🤖 AI Summary
This work addresses the challenges of object-level segmentation in dynamic 4D Gaussian scenes, where complex motion, occlusions, and ambiguous boundaries hinder accurate delineation. The authors propose a learning-free 4D Gaussian segmentation framework that employs a two-stage iterative optimization strategy. First, Gaussian instance tracking over variable-length temporal segments enforces identity consistency and enhances structural integrity; second, per-frame control of Gaussian rendering ranges refines object boundaries. By integrating Iterative Gaussian Instance Tracking (IGIT), Rendering-range Control (RCC), and a temporal segmentation merging strategy, the method significantly improves sensitivity to dynamic changes.

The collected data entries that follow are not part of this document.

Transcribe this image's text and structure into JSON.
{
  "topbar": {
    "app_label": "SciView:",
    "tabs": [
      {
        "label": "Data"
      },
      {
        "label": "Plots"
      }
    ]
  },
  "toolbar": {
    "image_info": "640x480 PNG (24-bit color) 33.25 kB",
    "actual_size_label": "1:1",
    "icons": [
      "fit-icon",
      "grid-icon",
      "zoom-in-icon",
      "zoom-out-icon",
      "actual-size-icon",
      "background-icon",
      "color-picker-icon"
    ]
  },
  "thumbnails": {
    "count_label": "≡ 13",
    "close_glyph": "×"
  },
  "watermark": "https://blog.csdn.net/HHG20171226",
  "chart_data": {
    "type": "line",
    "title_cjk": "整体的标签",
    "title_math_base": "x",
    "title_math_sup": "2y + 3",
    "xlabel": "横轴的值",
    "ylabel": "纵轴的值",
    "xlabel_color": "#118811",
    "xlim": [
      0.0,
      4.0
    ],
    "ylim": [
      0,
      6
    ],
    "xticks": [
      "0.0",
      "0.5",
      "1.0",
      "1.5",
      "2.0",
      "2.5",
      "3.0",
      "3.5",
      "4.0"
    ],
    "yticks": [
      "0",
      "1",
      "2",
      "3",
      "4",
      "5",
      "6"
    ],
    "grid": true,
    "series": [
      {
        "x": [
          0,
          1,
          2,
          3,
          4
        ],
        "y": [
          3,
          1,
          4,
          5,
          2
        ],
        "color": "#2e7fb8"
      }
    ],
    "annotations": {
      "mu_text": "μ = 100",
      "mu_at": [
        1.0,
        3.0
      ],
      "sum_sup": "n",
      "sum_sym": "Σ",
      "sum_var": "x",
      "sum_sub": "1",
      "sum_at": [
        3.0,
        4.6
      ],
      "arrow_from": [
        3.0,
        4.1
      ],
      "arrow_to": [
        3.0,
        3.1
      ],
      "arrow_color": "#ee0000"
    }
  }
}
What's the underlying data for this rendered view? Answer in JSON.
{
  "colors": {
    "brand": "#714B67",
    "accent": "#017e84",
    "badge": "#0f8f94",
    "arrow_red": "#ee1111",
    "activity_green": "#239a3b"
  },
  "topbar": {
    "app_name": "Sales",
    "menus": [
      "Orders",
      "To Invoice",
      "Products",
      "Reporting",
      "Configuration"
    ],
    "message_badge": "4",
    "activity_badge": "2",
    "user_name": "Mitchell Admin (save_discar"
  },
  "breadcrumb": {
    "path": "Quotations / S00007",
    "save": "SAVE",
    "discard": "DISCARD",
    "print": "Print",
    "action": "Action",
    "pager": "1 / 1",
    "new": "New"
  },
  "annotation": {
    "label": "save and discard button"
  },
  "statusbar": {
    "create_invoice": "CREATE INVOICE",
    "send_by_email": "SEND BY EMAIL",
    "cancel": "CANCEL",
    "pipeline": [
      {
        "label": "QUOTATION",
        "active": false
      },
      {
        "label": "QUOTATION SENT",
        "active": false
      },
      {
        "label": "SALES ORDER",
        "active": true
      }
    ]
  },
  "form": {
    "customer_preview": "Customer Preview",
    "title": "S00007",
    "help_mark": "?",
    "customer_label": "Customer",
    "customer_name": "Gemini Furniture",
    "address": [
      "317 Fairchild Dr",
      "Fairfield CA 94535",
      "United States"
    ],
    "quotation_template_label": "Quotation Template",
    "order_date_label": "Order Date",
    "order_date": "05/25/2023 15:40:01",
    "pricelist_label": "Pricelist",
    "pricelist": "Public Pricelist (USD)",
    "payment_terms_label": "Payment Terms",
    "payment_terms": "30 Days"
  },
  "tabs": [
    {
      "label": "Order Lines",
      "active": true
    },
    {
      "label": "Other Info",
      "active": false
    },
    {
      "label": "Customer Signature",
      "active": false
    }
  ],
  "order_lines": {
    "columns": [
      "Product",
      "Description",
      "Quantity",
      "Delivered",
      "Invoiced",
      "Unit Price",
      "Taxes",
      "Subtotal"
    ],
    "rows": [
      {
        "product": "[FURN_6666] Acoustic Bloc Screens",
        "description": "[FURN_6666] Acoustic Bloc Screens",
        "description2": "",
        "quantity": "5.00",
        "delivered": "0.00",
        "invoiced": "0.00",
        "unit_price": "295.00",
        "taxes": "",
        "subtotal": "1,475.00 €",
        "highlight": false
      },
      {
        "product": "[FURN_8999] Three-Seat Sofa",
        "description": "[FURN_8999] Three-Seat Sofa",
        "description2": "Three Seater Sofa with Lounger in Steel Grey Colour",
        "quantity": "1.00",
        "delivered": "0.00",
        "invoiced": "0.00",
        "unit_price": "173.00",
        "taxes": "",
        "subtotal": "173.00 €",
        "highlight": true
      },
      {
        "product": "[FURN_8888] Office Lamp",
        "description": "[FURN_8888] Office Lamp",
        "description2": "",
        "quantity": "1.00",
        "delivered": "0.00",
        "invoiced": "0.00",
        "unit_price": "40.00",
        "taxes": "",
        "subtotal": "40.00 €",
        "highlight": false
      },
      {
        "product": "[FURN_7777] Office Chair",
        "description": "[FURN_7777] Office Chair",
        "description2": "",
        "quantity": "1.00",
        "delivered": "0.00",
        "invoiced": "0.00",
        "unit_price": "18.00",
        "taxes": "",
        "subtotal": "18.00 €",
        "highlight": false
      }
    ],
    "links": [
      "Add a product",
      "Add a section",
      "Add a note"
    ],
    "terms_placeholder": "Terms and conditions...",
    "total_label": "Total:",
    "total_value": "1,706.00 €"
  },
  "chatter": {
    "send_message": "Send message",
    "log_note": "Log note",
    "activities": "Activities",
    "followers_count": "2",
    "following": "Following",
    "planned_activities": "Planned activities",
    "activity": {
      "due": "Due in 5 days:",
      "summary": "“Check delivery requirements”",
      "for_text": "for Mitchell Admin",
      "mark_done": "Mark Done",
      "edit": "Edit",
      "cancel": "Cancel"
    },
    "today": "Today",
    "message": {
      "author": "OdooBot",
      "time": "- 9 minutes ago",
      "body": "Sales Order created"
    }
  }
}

Experiments on the HyperNeRF and Neu3D datasets demonstrate that the resulting object-wise Gaussian point clouds exhibit sharper boundaries and more complete structures, achieving superior accuracy and efficiency compared to state-of-the-art approaches.
📝 Abstract
Object-level segmentation in dynamic 4D Gaussian scenes remains challenging due to complex motion, occlusions, and ambiguous boundaries. In this paper, we present an efficient learning-free 4D Gaussian segmentation framework that lifts video segmentation masks to 4D spaces, whose core is a two-stage iterative boundary refinement, TIBR4D. The first stage is an Iterative Gaussian Instance Tracing (IGIT) at the temporal segment level. It progressively refines Gaussian-to-instance probabilities through iterative tracing, and extracts corresponding Gaussian point clouds that better handle occlusions and preserve completeness of object structures compared to existing one-shot threshold-based methods. The second stage is a frame-wise Gaussian Rendering Range Control (RCC) via suppressing highly uncertain Gaussians near object boundaries while retaining their core contributions for more accurate boundaries. Furthermore, a temporal segmentation merging strategy is proposed for IGIT to balance identity consistency and dynamic awareness. Longer segments enforce stronger multi-frame constraints for stable identities, while shorter segments allow identity changes to be captured promptly. Experiments on HyperNeRF and Neu3D demonstrate that our method produces accurate object Gaussian point clouds with clearer boundaries and higher efficiency compared to SOTA methods.